Murray Energy and related companies, controlled by Ohio-based coal operator Robert Murray, filed a March 20 notice with the U.S. Sixth Circuit Court of Appeals that they are contesting a new U.S. Mine Safety and Health Administration rule.
The appeal is from Murray Energy, Ohio American Energy, American Energy, The Ohio Valley Coal Co., and KenAmerican Resources. Murray Energy operates deep mines, some of them longwall-equipped, in Ohio, western Kentucky, Illinois and Utah.
The March 20 notice said the appeal is of a final rule issued by the Mine Safety and Health Administration and the U.S. Secretary of Labor entitled “Pattern of Violations” published on Jan. 23 in the Federal Register. The rule basically establishes tighter standards under a program that MSHA has increasingly used lately. The agency can issue a “pattern of violations” finding against a mine it considers to be particularly sub-standard in terms of safety compliance, which then triggers a tougher enforcement regime for that operation.
The notice of appeal had no details on what the companies will argue in this case. The court has set a May 2 deadline for the companies to file their initial brief, with MSHA to file its initial brief by June 4.
Secretary of Labor Hilda Solis, who oversees MSHA, said Jan. 17 that this new rule will ensure that mine operators monitor and address the most hazardous safety problems in their mines. It also strengthens MSHA’s hand to respond to dangerous mining conditions, and improve safety and health for mining’s most important resource – the miner.

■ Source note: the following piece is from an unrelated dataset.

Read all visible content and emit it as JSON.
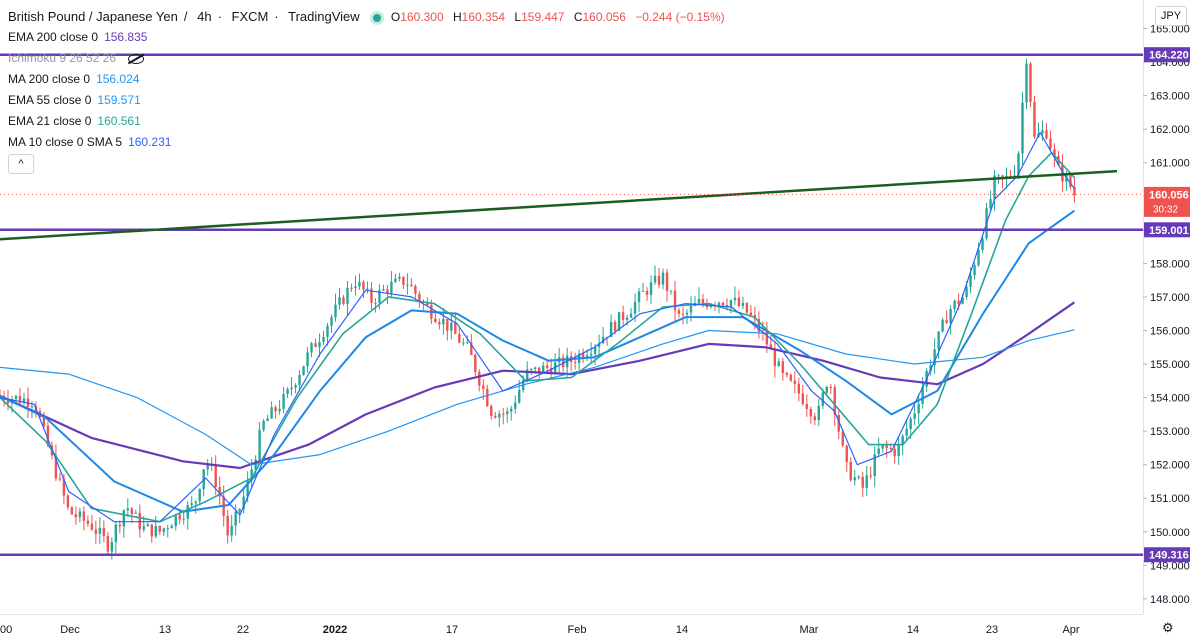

“The tragedy at the Upper Big Branch Mine should not be forgotten,” said Solis, referring to an April 2010 explosion at a West Virginia mine that killed 29 workers. “It exacted a terrible toll on the nation, coal miners’ families and coal companies. Over the last three years, the Labor Department has undergone a serious and comprehensive evaluation of mine safety practices, and that has led to reforms to protect America’s miners. The rule we are announcing today will hold mine operators accountable when they disregard life-saving safety measures.”
“This final rule represents one of MSHA’s highest priority regulatory initiatives and one that addresses Congress’ intent that this regulation encourage chronic violators to comply with the Mine Act and MSHA’s health and safety standards,” said MSHA head Joseph Main. “We think that this final rule will help prevent another tragedy such as occurred at the Upper Big Branch Mine. It promotes consistency in applying the POV notice as an enforcement tool, provides for a more open and transparent process, emphasizes operators’ responsibility to comply with safety and health standards and monitor their own compliance, and more effectively achieves the statutory intent of the Mine Act.”